The data source we will be using is [expenditures from the U.S. House of Representatives](https://projects.propublica.org/represent/expenditures).

`df = pd.read_csv("2019Q3-house-disburse-detail.csv")`

When reading in a data source, you may also run across encoding issues - Sometimes a source will not be formatted in UTF-8, so if you simply adjust the code like so: pd.read_{filetype}("filename.filetype", encoding: "latin1"), it will usually solve the issue.

## Step Three: Data verification

In order to verify the data, you need to see it. So the first step here is to call:
`df.head`

What this will do is deliver you the first five rows of the dataset. After you've seen the dataset for yourself, you can do a number of things:
1. use `df.describe()` to see summary statistics of the data
1. find unique values using `df['COLUMN NAME'].unique()`
1. call `df.columns()` to see the list of columns you're working with

This is not an exhaustive list by any means, but these are great tools with which to start understanding your dataset.

After this, you can begin dropping any rows or columns you don't need.

pandas lets you drop certain null rows using `pd.dropna()`, but be cautious with this--sometimes it makes more sense to keep your null values. An absence of data does not necessarily mean there is an absence of information.

Additionally, you can drop rows according to certain conditions. Here is an example:
`df = df.drop(df[df['SORT SEQUENCE'] == "GRAND TOTAL FOR ORGANIZATION"].index)`

Make sure that you're not reassigning variables you'll need later!

## Step Four: Visualization

There are a few different kinds of modules for visualization purposes, but the most common are matplotlib and seaborn, which is based off of matplotlib. You can import both of them with the following code:

`from matplotlib import pyplot as plt
import seaborn as sns`

After importing the modules, you're pretty much ready to start visualizing!

In this guide, we'll be focusing on matplotlib.
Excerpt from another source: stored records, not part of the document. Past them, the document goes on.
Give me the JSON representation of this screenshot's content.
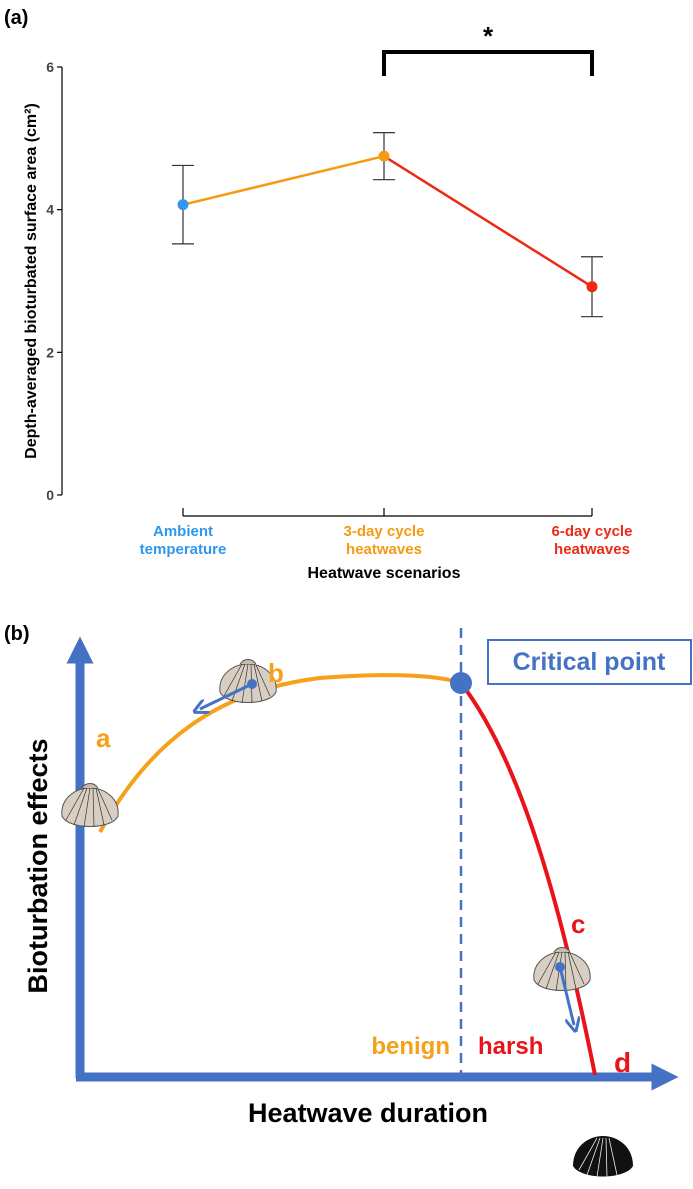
{
  "chart_data": {
    "type": "line",
    "panel_label": "(a)",
    "ylabel": "Depth-averaged bioturbated surface area (cm²)",
    "xlabel": "Heatwave scenarios",
    "categories": [
      [
        "Ambient",
        "temperature"
      ],
      [
        "3-day cycle",
        "heatwaves"
      ],
      [
        "6-day cycle",
        "heatwaves"
      ]
    ],
    "values": [
      4.07,
      4.75,
      2.92
    ],
    "errors": [
      0.55,
      0.33,
      0.42
    ],
    "colors": [
      "#2f97ee",
      "#f59a12",
      "#ee2a16"
    ],
    "ylim": [
      0,
      6
    ],
    "yticks": [
      0,
      2,
      4,
      6
    ],
    "significance": "*"
  },
  "diagram": {
    "panel_label": "(b)",
    "ylabel": "Bioturbation effects",
    "xlabel": "Heatwave duration",
    "critical_point": "Critical point",
    "stages": [
      "a",
      "b",
      "c",
      "d"
    ],
    "zones": [
      "benign",
      "harsh"
    ]
  }
}
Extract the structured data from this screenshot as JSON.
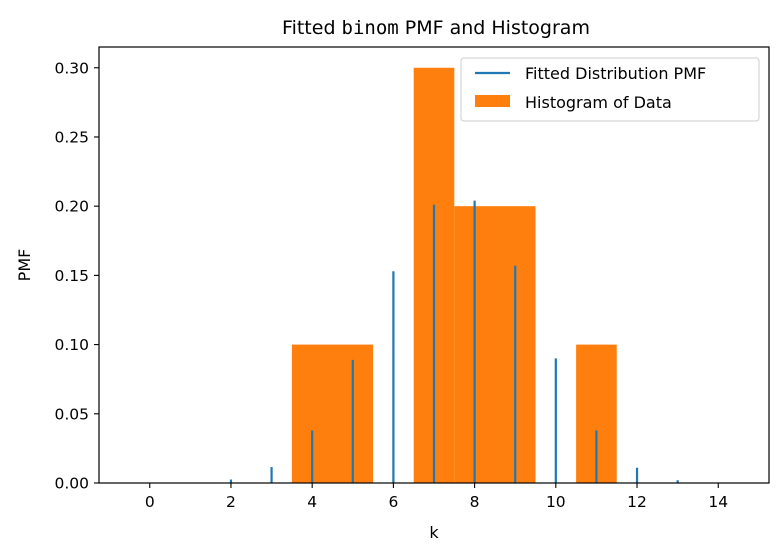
{
  "chart_data": {
    "type": "bar",
    "title_parts": [
      "Fitted ",
      "binom",
      " PMF and Histogram"
    ],
    "xlabel": "k",
    "ylabel": "PMF",
    "xlim": [
      -1.25,
      15.25
    ],
    "ylim": [
      0,
      0.315
    ],
    "xticks": [
      0,
      2,
      4,
      6,
      8,
      10,
      12,
      14
    ],
    "yticks": [
      0.0,
      0.05,
      0.1,
      0.15,
      0.2,
      0.25,
      0.3
    ],
    "grid": false,
    "legend_position": "top-right",
    "series": [
      {
        "name": "Fitted Distribution PMF",
        "type": "stem",
        "color": "#1f77b4",
        "x": [
          0,
          1,
          2,
          3,
          4,
          5,
          6,
          7,
          8,
          9,
          10,
          11,
          12,
          13,
          14
        ],
        "values": [
          2e-05,
          0.0003,
          0.0025,
          0.0115,
          0.038,
          0.089,
          0.153,
          0.201,
          0.204,
          0.157,
          0.09,
          0.038,
          0.011,
          0.002,
          0.0002
        ]
      },
      {
        "name": "Histogram of Data",
        "type": "histogram",
        "color": "#ff7f0e",
        "bins": [
          {
            "start": 3.5,
            "end": 5.5,
            "value": 0.1
          },
          {
            "start": 6.5,
            "end": 7.5,
            "value": 0.3
          },
          {
            "start": 7.5,
            "end": 9.5,
            "value": 0.2
          },
          {
            "start": 10.5,
            "end": 11.5,
            "value": 0.1
          }
        ]
      }
    ]
  }
}
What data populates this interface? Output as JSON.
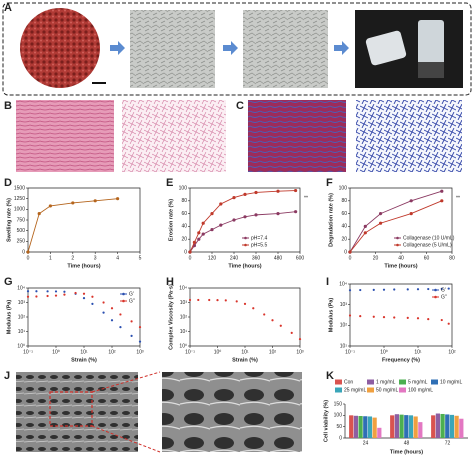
{
  "panel_labels": [
    "A",
    "B",
    "C",
    "D",
    "E",
    "F",
    "G",
    "H",
    "I",
    "J",
    "K"
  ],
  "chart_data": [
    {
      "type": "line",
      "xlabel": "Time (hours)",
      "ylabel": "Swelling rate (%)",
      "x": [
        0,
        0.5,
        1,
        2,
        3,
        4
      ],
      "xlim": [
        0,
        5
      ],
      "xticks": [
        0,
        1,
        2,
        3,
        4,
        5
      ],
      "ylim": [
        0,
        1500
      ],
      "yticks": [
        0,
        250,
        500,
        750,
        1000,
        1250,
        1500
      ],
      "series": [
        {
          "name": "Swelling",
          "color": "#b5651d",
          "values": [
            0,
            900,
            1080,
            1150,
            1200,
            1250
          ]
        }
      ],
      "legend": "none"
    },
    {
      "type": "line",
      "xlabel": "Time (hours)",
      "ylabel": "Erosion rate (%)",
      "x": [
        0,
        24,
        48,
        72,
        120,
        168,
        240,
        300,
        360,
        480,
        576
      ],
      "xlim": [
        0,
        600
      ],
      "xticks": [
        0,
        120,
        240,
        360,
        480,
        600
      ],
      "ylim": [
        0,
        100
      ],
      "yticks": [
        0,
        20,
        40,
        60,
        80,
        100
      ],
      "series": [
        {
          "name": "pH=7.4",
          "color": "#8b3a62",
          "values": [
            0,
            10,
            20,
            28,
            35,
            42,
            50,
            55,
            58,
            60,
            63
          ]
        },
        {
          "name": "pH=5.5",
          "color": "#c0392b",
          "values": [
            0,
            15,
            30,
            45,
            60,
            75,
            85,
            90,
            93,
            95,
            96
          ]
        }
      ],
      "legend": "lower right",
      "annotation": "**"
    },
    {
      "type": "line",
      "xlabel": "Time (hours)",
      "ylabel": "Degradation rate (%)",
      "x": [
        0,
        12,
        24,
        48,
        72
      ],
      "xlim": [
        0,
        80
      ],
      "xticks": [
        0,
        20,
        40,
        60,
        80
      ],
      "ylim": [
        0,
        100
      ],
      "yticks": [
        0,
        20,
        40,
        60,
        80,
        100
      ],
      "series": [
        {
          "name": "Collagenase (10 U/mL)",
          "color": "#8b3a62",
          "values": [
            0,
            40,
            60,
            80,
            95
          ]
        },
        {
          "name": "Collagenase (5 U/mL)",
          "color": "#c0392b",
          "values": [
            0,
            30,
            45,
            60,
            80
          ]
        }
      ],
      "legend": "lower right",
      "annotation": "**"
    },
    {
      "type": "scatter",
      "xlabel": "Strain (%)",
      "ylabel": "Modulus (Pa)",
      "xlog": true,
      "ylog": true,
      "x": [
        0.1,
        0.2,
        0.5,
        1,
        2,
        5,
        10,
        20,
        50,
        100,
        200,
        500,
        1000
      ],
      "xlim": [
        0.1,
        1000
      ],
      "xticks": [
        {
          "value": 0.1,
          "label": "10⁻¹"
        },
        {
          "value": 1,
          "label": "10⁰"
        },
        {
          "value": 10,
          "label": "10¹"
        },
        {
          "value": 100,
          "label": "10²"
        },
        {
          "value": 1000,
          "label": "10³"
        }
      ],
      "ylim": [
        1,
        10000
      ],
      "yticks": [
        {
          "value": 1,
          "label": "10⁰"
        },
        {
          "value": 10,
          "label": "10¹"
        },
        {
          "value": 100,
          "label": "10²"
        },
        {
          "value": 1000,
          "label": "10³"
        },
        {
          "value": 10000,
          "label": "10⁴"
        }
      ],
      "series": [
        {
          "name": "G'",
          "color": "#2a4fb0",
          "values": [
            6000,
            6000,
            5900,
            5800,
            5500,
            4000,
            2000,
            800,
            200,
            60,
            20,
            5,
            2
          ]
        },
        {
          "name": "G''",
          "color": "#d9342b",
          "values": [
            2500,
            2600,
            2800,
            3000,
            3500,
            4500,
            4000,
            2500,
            1000,
            400,
            150,
            50,
            20
          ]
        }
      ],
      "legend": "upper right"
    },
    {
      "type": "scatter",
      "xlabel": "Strain (%)",
      "ylabel": "Complex Viscosity (Pa·s)",
      "xlog": true,
      "ylog": true,
      "x": [
        0.1,
        0.2,
        0.5,
        1,
        2,
        5,
        10,
        20,
        50,
        100,
        200,
        500,
        1000
      ],
      "xlim": [
        0.1,
        1000
      ],
      "xticks": [
        {
          "value": 0.1,
          "label": "10⁻¹"
        },
        {
          "value": 1,
          "label": "10⁰"
        },
        {
          "value": 10,
          "label": "10¹"
        },
        {
          "value": 100,
          "label": "10²"
        },
        {
          "value": 1000,
          "label": "10³"
        }
      ],
      "ylim": [
        1,
        10000
      ],
      "yticks": [
        {
          "value": 1,
          "label": "10⁰"
        },
        {
          "value": 10,
          "label": "10¹"
        },
        {
          "value": 100,
          "label": "10²"
        },
        {
          "value": 1000,
          "label": "10³"
        },
        {
          "value": 10000,
          "label": "10⁴"
        }
      ],
      "series": [
        {
          "name": "η*",
          "color": "#d9342b",
          "values": [
            1500,
            1500,
            1480,
            1450,
            1400,
            1200,
            800,
            400,
            150,
            60,
            25,
            8,
            3
          ]
        }
      ],
      "legend": "none"
    },
    {
      "type": "scatter",
      "xlabel": "Frequency (%)",
      "ylabel": "Modulus (Pa)",
      "xlog": true,
      "ylog": true,
      "x": [
        0.1,
        0.2,
        0.5,
        1,
        2,
        5,
        10,
        20,
        50,
        80
      ],
      "xlim": [
        0.1,
        100
      ],
      "xticks": [
        {
          "value": 0.1,
          "label": "10⁻¹"
        },
        {
          "value": 1,
          "label": "10⁰"
        },
        {
          "value": 10,
          "label": "10¹"
        },
        {
          "value": 100,
          "label": "10²"
        }
      ],
      "ylim": [
        10,
        10000
      ],
      "yticks": [
        {
          "value": 10,
          "label": "10¹"
        },
        {
          "value": 100,
          "label": "10²"
        },
        {
          "value": 1000,
          "label": "10³"
        },
        {
          "value": 10000,
          "label": "10⁴"
        }
      ],
      "series": [
        {
          "name": "G'",
          "color": "#2a4fb0",
          "values": [
            5000,
            5100,
            5200,
            5300,
            5400,
            5500,
            5600,
            5700,
            5800,
            6000
          ]
        },
        {
          "name": "G''",
          "color": "#d9342b",
          "values": [
            300,
            280,
            260,
            250,
            240,
            230,
            220,
            200,
            180,
            120
          ]
        }
      ],
      "legend": "upper right"
    },
    {
      "type": "bar",
      "xlabel": "Time (hours)",
      "ylabel": "Cell viability (%)",
      "categories": [
        "24",
        "48",
        "72"
      ],
      "ylim": [
        0,
        150
      ],
      "yticks": [
        0,
        50,
        100,
        150
      ],
      "series": [
        {
          "name": "Con",
          "color": "#d9534f",
          "values": [
            100,
            100,
            100
          ]
        },
        {
          "name": "1 mg/mL",
          "color": "#8e5ea2",
          "values": [
            98,
            105,
            108
          ]
        },
        {
          "name": "5 mg/mL",
          "color": "#4caf50",
          "values": [
            97,
            103,
            106
          ]
        },
        {
          "name": "10 mg/mL",
          "color": "#2f6fb5",
          "values": [
            96,
            101,
            104
          ]
        },
        {
          "name": "25 mg/mL",
          "color": "#3aa6b9",
          "values": [
            95,
            100,
            102
          ]
        },
        {
          "name": "50 mg/mL",
          "color": "#f0a040",
          "values": [
            90,
            95,
            98
          ]
        },
        {
          "name": "100 mg/mL",
          "color": "#e377c2",
          "values": [
            45,
            70,
            85
          ]
        }
      ],
      "legend": "top"
    }
  ]
}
Here is an example of one of the types of graphs you can make:

`plt.hist(df['AMOUNT'], color='blue', edgecolor='black', bins=int(7732336/500000))
plt.yscale("log")
plt.xlabel('Amount Paid')
plt.ylabel('# of Record')
plt.show()`

This is a large dataset, so the binning is not quite as standard as it usually would be, but in essence this will give you a histogram. `plt.hist` calls a histogram, while `df['AMOUNT']` calls the column "AMOUNT" from the dataset we loaded. You can also set border color and fill color. Finally, you create bins for the histogram.

Here, I've used a logarithmic scale to show the full extent of the values without making the columns look too short.

You can relabel the X and Y axes--these are sometimes automatically assigned by matplotlib--to more descriptive names.

Finally, call `plt.show()` to call a complete graph.

Congratulations! You've read data, verified it, and created a visualization!